Once Davidson jumped on board with his trademark enthusiasm—“F— yeah, we’ve got to do this,” Jost recalls—the two went through with the deal, outbidding the competition and becoming the new owners of the aging boat. Only after the purchase did Jost begin the delicate process of breaking the news to the people who most matter to him.

First, he told his father, a teacher on Staten Island, who responded with the perfect mix of parental skepticism and educator precision: “Did you do your homework?” Jost laughed, telling his dad it was less of a homework assignment and more of a done‑deal, before then moving on to the far more high‑profile, and emotionally loaded, step: telling Scarlett Johansson.

Scarlett Johansson
Colin Jost Reveals Wife Scarlett Johansson’s Exact Text After He Bought Staten Island Ferry with Pete Davidson

“We Own a Ferry Now” – Scarlett Johansson’s Perspective

For Scarlett Johansson, the ferry suddenly became not just a punchline on a talk show, but a potential real‑life financial and logistical commitment. As Jost outlined on SmartLess, the plan is to turn the vessel into a traveling event space or a waterfront “club” where people can host parties and gatherings. The idea, in theory, is to treat the ferry almost like a floating building on the Manhattan waterline, repurposing its 70,000 square feet into something social and aspirational.

Jost also floated a more community‑spirited vision, inspired by the Great Hills Swim Club he attended growing up in Staten Island. He imagined a place that isn’t a snobby, invite‑only members’ club, but a middle‑class escape where families and kids can relax, swim, and socialize. The long‑term, slightly audacious dream includes moving the ferry to Miami during the winter months, where the climate and beach culture would make such a waterfront venue more than just a novelty.
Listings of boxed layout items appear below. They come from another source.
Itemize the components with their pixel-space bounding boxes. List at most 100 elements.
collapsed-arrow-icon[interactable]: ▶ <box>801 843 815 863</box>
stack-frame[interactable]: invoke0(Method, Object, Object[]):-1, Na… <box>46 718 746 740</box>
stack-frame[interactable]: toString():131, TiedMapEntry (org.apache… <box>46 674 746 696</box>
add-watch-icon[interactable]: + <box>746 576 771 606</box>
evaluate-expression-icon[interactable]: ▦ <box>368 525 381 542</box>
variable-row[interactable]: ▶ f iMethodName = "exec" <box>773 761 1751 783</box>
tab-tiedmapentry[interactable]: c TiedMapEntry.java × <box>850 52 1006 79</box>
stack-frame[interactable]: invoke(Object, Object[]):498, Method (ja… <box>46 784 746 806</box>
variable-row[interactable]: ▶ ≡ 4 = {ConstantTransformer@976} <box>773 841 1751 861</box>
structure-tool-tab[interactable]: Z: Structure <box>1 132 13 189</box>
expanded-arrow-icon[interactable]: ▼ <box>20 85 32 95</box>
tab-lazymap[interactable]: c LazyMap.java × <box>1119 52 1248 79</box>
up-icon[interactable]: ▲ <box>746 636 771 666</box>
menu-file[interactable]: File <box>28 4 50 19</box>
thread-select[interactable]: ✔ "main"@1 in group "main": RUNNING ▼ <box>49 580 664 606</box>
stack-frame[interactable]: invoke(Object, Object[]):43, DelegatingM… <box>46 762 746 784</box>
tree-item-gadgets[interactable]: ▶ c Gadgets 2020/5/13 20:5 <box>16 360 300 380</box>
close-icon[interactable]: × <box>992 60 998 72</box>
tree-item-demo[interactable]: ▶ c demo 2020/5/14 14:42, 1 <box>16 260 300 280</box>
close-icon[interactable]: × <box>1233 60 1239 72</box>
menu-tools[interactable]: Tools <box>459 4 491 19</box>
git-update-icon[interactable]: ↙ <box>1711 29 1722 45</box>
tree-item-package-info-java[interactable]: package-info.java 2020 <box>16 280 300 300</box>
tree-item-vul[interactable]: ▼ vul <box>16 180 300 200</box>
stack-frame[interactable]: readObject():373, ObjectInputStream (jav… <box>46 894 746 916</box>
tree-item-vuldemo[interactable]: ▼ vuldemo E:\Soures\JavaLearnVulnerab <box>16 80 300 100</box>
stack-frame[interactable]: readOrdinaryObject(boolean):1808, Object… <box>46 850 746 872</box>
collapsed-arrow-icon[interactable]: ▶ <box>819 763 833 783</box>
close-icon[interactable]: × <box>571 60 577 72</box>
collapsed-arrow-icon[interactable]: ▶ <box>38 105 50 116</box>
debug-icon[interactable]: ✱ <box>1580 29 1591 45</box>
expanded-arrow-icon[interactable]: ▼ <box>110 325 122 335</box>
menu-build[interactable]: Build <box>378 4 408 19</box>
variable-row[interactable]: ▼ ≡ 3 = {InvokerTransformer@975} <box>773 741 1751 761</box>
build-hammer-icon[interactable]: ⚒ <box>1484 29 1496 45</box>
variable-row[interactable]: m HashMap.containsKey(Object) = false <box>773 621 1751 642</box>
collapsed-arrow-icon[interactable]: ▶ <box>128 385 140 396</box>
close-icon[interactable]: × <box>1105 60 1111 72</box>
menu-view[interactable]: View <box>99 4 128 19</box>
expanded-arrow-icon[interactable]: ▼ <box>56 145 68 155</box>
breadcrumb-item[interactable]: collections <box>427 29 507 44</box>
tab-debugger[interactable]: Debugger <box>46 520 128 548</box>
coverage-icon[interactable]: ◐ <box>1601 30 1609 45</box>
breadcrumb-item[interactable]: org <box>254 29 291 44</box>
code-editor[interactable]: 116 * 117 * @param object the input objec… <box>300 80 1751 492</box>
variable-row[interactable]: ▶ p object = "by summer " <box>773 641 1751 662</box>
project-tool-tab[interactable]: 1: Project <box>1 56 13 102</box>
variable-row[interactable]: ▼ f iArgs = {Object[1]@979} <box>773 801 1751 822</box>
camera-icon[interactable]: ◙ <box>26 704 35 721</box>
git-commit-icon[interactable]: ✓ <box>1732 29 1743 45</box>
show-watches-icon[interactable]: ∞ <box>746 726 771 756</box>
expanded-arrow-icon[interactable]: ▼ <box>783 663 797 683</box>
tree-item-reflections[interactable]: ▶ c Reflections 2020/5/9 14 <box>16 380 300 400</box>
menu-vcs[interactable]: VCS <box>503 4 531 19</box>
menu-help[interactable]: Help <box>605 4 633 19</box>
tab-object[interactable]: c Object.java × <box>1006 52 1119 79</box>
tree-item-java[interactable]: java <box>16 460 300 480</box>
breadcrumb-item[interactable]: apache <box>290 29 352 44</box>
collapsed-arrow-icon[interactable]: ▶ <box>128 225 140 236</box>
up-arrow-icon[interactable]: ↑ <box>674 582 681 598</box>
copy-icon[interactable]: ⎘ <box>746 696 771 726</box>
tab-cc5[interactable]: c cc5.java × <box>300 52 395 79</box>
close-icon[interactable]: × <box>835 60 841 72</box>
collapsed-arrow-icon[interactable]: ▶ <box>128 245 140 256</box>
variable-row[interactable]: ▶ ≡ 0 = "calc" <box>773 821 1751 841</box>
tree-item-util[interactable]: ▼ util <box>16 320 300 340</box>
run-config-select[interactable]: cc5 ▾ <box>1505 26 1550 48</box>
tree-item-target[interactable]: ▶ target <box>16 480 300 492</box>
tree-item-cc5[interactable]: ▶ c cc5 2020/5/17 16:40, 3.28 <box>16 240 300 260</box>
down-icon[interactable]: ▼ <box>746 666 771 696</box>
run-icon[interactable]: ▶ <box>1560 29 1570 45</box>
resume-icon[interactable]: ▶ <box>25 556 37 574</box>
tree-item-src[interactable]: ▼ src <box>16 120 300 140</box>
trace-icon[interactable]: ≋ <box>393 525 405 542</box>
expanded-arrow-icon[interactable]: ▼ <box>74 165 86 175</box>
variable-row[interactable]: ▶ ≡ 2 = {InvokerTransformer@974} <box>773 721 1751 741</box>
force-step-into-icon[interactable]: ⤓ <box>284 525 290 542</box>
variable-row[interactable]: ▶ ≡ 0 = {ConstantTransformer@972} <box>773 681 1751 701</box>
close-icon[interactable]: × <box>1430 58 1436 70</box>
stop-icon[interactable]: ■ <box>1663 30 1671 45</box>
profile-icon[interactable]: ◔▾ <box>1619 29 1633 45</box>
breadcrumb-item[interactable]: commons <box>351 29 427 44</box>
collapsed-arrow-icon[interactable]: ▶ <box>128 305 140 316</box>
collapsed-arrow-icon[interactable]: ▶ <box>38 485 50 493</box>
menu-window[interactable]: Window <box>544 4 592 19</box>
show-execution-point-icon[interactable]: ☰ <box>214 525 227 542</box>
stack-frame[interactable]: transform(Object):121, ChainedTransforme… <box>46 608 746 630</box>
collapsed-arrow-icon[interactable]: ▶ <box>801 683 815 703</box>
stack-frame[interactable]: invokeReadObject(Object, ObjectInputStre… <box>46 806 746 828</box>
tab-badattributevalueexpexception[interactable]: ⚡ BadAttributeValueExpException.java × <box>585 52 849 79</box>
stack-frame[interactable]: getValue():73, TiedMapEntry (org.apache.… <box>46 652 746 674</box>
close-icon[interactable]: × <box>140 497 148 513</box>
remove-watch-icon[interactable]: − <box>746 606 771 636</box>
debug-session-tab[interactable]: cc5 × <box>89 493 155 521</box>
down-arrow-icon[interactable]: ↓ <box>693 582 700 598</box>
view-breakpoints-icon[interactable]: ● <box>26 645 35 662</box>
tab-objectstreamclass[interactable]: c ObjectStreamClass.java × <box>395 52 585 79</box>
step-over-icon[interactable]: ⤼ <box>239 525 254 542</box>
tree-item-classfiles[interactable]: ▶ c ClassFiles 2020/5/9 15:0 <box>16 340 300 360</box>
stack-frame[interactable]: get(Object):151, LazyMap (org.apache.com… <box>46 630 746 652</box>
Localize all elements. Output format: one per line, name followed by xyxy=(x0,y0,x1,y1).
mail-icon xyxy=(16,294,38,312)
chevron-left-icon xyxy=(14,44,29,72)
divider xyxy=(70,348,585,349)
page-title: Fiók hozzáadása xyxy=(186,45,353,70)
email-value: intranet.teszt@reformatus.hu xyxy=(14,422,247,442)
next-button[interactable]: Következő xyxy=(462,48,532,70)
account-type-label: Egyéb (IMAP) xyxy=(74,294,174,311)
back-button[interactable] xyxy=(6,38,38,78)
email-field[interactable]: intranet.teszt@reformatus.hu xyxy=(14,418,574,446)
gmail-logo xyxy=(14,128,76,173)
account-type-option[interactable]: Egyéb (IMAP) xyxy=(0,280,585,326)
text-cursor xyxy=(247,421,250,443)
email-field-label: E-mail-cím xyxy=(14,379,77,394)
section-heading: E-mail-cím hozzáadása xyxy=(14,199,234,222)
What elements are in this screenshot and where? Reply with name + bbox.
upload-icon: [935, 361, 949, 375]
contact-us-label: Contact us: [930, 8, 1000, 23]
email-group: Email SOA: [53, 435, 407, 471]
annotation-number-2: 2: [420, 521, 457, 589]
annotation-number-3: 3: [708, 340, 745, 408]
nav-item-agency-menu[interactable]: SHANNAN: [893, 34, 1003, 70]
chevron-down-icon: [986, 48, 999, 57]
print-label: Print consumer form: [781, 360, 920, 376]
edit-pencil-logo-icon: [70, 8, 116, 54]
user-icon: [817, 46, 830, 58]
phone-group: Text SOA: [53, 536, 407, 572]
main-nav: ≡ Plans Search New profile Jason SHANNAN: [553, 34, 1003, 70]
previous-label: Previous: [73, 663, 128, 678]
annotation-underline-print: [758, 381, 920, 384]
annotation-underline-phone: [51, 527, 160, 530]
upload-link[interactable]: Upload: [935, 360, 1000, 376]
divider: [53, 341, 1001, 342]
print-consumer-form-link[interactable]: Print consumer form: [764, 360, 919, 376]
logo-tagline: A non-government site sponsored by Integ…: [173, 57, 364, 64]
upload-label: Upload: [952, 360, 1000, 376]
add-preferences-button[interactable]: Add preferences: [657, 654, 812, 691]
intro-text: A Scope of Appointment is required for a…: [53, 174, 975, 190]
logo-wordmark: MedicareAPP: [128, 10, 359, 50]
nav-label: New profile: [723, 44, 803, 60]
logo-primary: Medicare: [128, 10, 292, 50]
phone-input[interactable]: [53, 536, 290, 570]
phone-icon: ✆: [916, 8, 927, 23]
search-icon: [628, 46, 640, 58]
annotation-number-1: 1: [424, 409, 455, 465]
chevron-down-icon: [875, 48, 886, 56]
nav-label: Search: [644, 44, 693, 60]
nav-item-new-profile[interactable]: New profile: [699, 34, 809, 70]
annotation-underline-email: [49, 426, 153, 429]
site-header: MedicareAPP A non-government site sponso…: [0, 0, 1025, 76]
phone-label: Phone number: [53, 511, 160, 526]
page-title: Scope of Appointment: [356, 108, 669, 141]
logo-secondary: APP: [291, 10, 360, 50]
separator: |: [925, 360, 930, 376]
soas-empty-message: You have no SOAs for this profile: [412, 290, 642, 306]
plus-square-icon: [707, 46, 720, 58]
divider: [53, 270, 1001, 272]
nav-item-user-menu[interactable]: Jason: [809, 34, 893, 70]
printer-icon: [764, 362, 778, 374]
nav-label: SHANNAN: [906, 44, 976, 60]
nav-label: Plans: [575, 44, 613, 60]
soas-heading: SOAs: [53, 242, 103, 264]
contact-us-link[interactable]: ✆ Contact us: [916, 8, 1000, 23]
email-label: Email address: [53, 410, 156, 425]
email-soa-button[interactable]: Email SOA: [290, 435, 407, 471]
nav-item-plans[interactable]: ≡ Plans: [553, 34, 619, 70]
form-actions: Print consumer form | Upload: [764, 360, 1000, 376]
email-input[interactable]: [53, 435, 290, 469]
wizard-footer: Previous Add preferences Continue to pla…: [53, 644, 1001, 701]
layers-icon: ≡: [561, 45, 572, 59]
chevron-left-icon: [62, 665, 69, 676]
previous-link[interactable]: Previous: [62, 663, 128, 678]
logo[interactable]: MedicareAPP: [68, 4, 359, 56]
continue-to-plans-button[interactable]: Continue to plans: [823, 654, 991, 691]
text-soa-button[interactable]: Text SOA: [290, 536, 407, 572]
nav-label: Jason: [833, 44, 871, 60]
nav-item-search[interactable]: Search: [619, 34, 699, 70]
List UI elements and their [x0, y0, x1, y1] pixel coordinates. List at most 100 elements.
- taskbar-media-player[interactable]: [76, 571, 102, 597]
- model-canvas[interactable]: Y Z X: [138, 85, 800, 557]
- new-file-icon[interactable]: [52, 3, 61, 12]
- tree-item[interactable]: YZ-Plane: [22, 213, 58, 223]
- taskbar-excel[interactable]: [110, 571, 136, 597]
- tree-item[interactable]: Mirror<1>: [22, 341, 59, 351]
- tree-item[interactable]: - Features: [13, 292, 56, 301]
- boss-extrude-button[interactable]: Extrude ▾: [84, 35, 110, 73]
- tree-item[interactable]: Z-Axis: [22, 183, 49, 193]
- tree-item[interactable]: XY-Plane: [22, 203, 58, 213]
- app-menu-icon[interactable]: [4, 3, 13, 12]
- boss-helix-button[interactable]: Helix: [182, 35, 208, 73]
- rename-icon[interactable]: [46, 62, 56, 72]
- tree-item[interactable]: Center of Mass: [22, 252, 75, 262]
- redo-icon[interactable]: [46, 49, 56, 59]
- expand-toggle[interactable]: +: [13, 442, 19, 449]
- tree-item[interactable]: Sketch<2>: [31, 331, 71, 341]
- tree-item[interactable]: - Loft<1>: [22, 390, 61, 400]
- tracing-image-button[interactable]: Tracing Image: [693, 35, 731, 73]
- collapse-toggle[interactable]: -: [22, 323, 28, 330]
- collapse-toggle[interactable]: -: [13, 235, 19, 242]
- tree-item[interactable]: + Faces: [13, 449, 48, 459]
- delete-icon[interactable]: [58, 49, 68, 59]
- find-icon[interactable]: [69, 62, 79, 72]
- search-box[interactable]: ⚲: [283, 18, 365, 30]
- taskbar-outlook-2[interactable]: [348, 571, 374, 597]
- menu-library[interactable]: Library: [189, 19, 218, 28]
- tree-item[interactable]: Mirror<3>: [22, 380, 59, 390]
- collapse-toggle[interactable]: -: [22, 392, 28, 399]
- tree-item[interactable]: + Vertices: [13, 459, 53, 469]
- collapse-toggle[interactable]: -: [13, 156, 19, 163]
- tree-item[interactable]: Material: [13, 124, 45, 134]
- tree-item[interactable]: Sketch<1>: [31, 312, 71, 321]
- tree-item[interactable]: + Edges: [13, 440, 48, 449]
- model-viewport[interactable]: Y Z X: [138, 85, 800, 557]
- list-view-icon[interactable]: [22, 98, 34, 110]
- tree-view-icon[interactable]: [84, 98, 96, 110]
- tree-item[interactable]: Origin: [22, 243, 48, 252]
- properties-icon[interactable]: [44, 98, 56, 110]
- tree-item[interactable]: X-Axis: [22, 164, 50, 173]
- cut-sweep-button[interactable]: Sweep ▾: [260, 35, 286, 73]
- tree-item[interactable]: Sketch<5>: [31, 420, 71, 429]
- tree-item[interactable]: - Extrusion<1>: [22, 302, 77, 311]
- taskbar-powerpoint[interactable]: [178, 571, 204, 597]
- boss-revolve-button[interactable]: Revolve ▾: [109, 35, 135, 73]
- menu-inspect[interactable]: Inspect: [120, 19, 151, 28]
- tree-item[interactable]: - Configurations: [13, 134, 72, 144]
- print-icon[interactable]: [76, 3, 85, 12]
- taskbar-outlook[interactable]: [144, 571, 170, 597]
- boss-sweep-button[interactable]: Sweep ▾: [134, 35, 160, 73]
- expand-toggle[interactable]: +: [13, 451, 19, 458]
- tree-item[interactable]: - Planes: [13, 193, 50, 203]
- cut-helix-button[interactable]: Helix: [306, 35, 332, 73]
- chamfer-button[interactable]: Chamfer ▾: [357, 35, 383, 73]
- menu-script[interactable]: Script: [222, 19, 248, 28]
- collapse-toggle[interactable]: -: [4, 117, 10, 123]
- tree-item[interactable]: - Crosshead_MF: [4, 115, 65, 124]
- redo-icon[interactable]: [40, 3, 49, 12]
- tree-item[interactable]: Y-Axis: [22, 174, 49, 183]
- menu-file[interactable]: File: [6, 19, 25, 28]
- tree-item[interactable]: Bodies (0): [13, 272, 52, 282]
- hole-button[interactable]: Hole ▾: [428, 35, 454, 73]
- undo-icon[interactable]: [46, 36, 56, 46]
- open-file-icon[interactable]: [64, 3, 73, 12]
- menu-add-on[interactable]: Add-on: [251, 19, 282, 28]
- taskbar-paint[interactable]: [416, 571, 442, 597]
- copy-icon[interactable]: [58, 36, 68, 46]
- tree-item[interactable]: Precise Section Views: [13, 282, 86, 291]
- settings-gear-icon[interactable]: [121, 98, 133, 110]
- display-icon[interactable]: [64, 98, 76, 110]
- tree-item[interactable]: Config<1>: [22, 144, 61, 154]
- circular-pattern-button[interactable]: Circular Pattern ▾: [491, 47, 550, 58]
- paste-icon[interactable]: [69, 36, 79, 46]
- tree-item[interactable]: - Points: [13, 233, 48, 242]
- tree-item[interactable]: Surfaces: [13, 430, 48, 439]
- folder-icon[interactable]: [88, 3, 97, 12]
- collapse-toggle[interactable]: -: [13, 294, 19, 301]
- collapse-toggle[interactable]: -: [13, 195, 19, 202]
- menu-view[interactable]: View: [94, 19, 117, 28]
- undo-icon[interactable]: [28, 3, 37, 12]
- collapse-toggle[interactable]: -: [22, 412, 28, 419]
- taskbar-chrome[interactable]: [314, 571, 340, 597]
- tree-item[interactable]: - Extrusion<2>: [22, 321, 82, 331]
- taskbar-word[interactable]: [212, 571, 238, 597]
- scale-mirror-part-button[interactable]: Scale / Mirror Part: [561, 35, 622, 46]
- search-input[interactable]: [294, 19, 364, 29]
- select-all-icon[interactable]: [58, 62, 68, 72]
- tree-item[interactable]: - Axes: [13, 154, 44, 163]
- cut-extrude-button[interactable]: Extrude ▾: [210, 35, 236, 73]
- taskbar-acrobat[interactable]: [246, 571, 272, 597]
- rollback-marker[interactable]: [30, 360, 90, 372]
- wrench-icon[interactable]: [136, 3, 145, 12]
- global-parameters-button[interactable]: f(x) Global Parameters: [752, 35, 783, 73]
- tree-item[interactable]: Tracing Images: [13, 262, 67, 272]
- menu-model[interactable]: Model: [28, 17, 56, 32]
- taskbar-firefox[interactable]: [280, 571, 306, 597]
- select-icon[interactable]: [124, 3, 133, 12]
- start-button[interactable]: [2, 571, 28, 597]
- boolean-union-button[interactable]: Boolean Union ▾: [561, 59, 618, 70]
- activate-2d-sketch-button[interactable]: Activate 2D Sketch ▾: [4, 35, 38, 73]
Yet, even as Jost talks about the scale of the project, he admits they are tangled in a “long process” of permits, docking regulations, and environmental rules. When pressed on the financial side of the plan, Jost sums it up with a phrase that made his SmartLess co‑hosts laugh: “It’s going to be fine.” That classic line—equal parts reassurance and denial—is exactly the tone that has defined the whole venture.

The Global Headline: from Shipping to Public Life

The ferry purchase became a national story not because of its real‑estate potential, but because of who it involved. For a generation of SNL fans, Pete Davidson and Colin Jost are already household names. Adding Scarlett Johansson’s stunned “We?” into the mix turned the whole saga into a blend of celebrity gossip, financial curiosity, and Staten Island folklore.

While the rest of the world may mostly see the story as a bizarre celebrity anecdote, for Johansson it may feel closer to the everyday experience of being married to someone whose “crazy idea” doesn’t end with a phone call, but with a contract and a deed. The Staten Island Ferry may never become the next Times Square or the Hamptons’ hottest club, but as long as it exists as a real, if slightly bewildering, dream project, it will carry the memory of that one text message: “Guess what? We own a ferry now.”